War Weariness And War Fervour
Not exactly a new mechanic, however it has been updated. Using a sliding scale which you have to balance to keep your populace content. To keep it short and sweet, if you aren’t at war for a long period – people are going to get mad and want to fight. If you’re at war too much, they’re going to get mad and need a break. Some people eh?
This is great for the strategic and planning aspect of the game, you can’t just have all out …. erm … total war? Can you? It’s in the name … but like … it’s not really possible in reality. Something the Americans learnt in Vietnam.
I look forward to this annoying me as I love to constantly be fighting and over expanding to point of collapse. Ah well, better put a leash on myself in that case.
If you’d like to have a closer look at some of the new developments in this game I’ve touched on in a way which explains them with visual aids of the gameplay and UI have a little look at this. As it embellishes a little on what I’ve touched upon.
DLC And Non-Playable Factions
In the good old early days of the franchise you could actually unlock previously unplayable factions by completing campaigns. Now and for a long time, the game has been taking every opportunity to introduce micro-transactions and DLC. Payable features to unlock more diverse parts of the games, that just used to be a part of the game. Widespread practice these days I know, but that doesn’t mean we should accept it as their consumers. It just sours the whole experience and takes away from the progression and meaning of victory and the overall diversity in who you can play as, what units you can field. Variety is the spice of life after all.
Take one of the hitherto latest instalment in this long line of great titles, the Warhammer takes on the game. Both amazing in many ways in my opinion however not without their criticisms. My main gripe being they brought out two separate games in quick succession with absolutely oodles of DLC which when combined cost more than the game itself and didn’t really add more than factions you could have been rewarded with as unlockables…. ah well. Profit is profit. But when you’re bringing out a £1.99 blood and gore DLC to be added to the game, you’ve gotta start questioning your morality.
I haven’t seen any news on DLC in this game but I’m not holding my breath for a micro-transaction free game knowing the history and trend.
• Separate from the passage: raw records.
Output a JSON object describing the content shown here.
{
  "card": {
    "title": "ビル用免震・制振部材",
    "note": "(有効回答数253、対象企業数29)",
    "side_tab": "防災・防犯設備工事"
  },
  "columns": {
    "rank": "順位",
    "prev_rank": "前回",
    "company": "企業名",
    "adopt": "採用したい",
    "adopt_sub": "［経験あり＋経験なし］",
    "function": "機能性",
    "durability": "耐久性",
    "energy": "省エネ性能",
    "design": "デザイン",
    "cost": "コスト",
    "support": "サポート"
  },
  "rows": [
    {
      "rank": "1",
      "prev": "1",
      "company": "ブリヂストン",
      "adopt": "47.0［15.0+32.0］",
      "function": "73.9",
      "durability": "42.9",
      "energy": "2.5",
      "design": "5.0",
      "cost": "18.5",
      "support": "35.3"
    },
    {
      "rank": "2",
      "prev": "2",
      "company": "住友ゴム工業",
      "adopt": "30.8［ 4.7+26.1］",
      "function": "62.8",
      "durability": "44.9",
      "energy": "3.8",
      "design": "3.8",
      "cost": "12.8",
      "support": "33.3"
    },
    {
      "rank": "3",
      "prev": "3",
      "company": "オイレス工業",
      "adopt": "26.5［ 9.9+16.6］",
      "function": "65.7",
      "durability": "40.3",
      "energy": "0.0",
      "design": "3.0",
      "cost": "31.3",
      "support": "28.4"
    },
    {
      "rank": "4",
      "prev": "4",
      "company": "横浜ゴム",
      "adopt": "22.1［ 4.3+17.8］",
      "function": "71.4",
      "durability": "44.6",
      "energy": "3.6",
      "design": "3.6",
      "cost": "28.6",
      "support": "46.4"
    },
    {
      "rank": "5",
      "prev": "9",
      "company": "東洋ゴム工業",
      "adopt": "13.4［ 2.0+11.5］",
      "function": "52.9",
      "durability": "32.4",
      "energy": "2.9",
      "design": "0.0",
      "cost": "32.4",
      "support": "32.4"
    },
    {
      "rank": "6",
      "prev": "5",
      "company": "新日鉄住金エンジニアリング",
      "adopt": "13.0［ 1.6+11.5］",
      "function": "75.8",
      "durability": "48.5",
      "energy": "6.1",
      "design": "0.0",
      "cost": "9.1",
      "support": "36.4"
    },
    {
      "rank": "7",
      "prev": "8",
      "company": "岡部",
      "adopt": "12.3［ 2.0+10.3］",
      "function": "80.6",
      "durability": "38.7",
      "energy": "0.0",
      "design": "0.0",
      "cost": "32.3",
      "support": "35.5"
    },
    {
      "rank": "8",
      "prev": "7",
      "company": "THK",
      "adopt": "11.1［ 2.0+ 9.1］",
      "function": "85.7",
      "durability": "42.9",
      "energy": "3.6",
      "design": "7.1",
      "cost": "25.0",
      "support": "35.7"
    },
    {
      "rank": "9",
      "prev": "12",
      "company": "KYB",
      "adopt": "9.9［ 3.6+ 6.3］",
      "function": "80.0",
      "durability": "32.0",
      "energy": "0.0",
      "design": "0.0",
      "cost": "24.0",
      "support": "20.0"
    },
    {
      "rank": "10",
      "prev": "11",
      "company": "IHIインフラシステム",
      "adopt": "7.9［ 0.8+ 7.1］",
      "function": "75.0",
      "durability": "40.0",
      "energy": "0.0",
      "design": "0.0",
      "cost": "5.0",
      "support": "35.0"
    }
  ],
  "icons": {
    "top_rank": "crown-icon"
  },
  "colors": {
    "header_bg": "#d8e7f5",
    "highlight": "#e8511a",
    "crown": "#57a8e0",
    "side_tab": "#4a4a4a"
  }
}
Ah well, can’t have everything but we will see, perhaps this can be the redemption and return of rewards for beating the game in the TW series. Considering that previous negative backlash disheartened Creative Assembly, it seems likely it’s their end game to make these extra costs a permanent feature.
All in all what seems to be minuscule changes to the outside eye, seem to me to be actual fine tuning and honing the game to better deliver the crème de la crème of what TW can offer fans. Except in the world of DLC and the game actually rewarding you.
Using their years of experience to deliver and effect positive changes that are going to have big implications on play style and the strategising and decision making side of things. Switching things up for the better. It appears the team behind this game have designed the map and factions around historical accuracy and great gameplay. Combining both to create what I feel could be the best TW title to date.
This focussing on yet more specific periods of history shows that we can expect yet more new sagas to come in this old familiar series. I for one welcome this, as every culture and region of history should be explored in this game style I believe, it’s a game series that just begs for more to be released and justifiably so I’d say. Even with the new found tendency for DLC and micro-transaction cash grabs …. the games themselves tend to not be cash cows.
I wager that this release will be what lovers of the game are looking for, the old tried and tested formula that works well, with a hint of added freshness for us to all salivate over. Exactly why I’ve pre-ordered it and am subconsciously counting down to its launch.